Recent headlines regarding the staffing of internal corporate investigations serve to raise again the question of when it is appropriate for the board to engage outside independent counsel, as opposed to working on the matter with their general counsel or regular outside counsel.
Law and sound governance practice have long recognized that situations may arise from time to time to prompt the prudent governing board to consider the engagement of "independent counsel"; i.e., counsel other than the company's general counsel or regular outside counsel.
An obvious example is where the board seeks expertise in a particular area of law that neither the general counsel nor regular outside counsel possess. Other examples include the presence of credible allegations of wrongdoing by senior management, and transactions that present material actual or potential conflicts of interest by management (e.g., management buyouts or tender offers involving management).
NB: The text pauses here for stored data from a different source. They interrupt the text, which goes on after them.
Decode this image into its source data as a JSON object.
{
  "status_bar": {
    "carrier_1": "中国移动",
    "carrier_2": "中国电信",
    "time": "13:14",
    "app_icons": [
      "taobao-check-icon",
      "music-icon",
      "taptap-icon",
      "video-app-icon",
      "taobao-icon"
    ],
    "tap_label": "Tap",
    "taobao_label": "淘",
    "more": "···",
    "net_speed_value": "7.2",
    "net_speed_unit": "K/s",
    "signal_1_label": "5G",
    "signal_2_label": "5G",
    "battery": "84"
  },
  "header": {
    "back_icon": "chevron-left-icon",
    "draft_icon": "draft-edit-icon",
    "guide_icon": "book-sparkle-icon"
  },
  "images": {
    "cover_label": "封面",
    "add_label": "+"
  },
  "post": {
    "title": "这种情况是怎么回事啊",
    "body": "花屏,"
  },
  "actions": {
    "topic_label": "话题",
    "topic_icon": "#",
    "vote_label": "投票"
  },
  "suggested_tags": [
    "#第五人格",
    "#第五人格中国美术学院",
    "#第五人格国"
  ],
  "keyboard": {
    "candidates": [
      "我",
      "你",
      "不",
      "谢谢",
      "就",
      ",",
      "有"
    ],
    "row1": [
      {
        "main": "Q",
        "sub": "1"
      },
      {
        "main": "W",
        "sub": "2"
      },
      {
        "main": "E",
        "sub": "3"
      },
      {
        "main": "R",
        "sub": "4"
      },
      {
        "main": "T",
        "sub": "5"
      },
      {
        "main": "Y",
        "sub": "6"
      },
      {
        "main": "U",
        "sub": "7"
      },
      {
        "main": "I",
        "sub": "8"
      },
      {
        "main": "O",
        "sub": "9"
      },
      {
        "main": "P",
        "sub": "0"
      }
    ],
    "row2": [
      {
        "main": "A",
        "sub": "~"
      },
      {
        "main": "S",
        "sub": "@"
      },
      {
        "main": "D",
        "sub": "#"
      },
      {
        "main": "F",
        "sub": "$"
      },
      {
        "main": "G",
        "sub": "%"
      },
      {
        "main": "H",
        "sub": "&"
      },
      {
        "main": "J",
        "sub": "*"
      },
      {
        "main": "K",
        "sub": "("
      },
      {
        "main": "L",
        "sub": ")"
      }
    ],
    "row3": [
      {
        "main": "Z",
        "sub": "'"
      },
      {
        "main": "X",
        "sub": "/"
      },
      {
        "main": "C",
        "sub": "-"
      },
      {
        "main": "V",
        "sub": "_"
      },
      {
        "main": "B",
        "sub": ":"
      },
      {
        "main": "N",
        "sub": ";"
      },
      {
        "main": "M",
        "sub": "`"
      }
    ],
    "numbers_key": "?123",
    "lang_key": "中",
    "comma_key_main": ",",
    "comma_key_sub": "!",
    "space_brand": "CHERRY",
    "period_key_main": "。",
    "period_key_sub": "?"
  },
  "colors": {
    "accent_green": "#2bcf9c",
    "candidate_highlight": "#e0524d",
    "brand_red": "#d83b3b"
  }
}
Certainly, internal investigations involving suspected or alleged wrongdoing by employees (especially those with pre-existing relationships with the general counsel and/or primary outside counsel) are typically conducted by independent counsel to the board. In addition, board-driven self evaluations are often conducted by independent counsel, particularly when the protection of the attorney-client privilege is sought.
Current public controversies in the entertainment, broadcasting and technology sectors provide a useful opportunity for the general counsel to revisit the circumstances in which it is appropriate for the board to seek independent legal advice, rather than use its general counsel or regular outside counsel.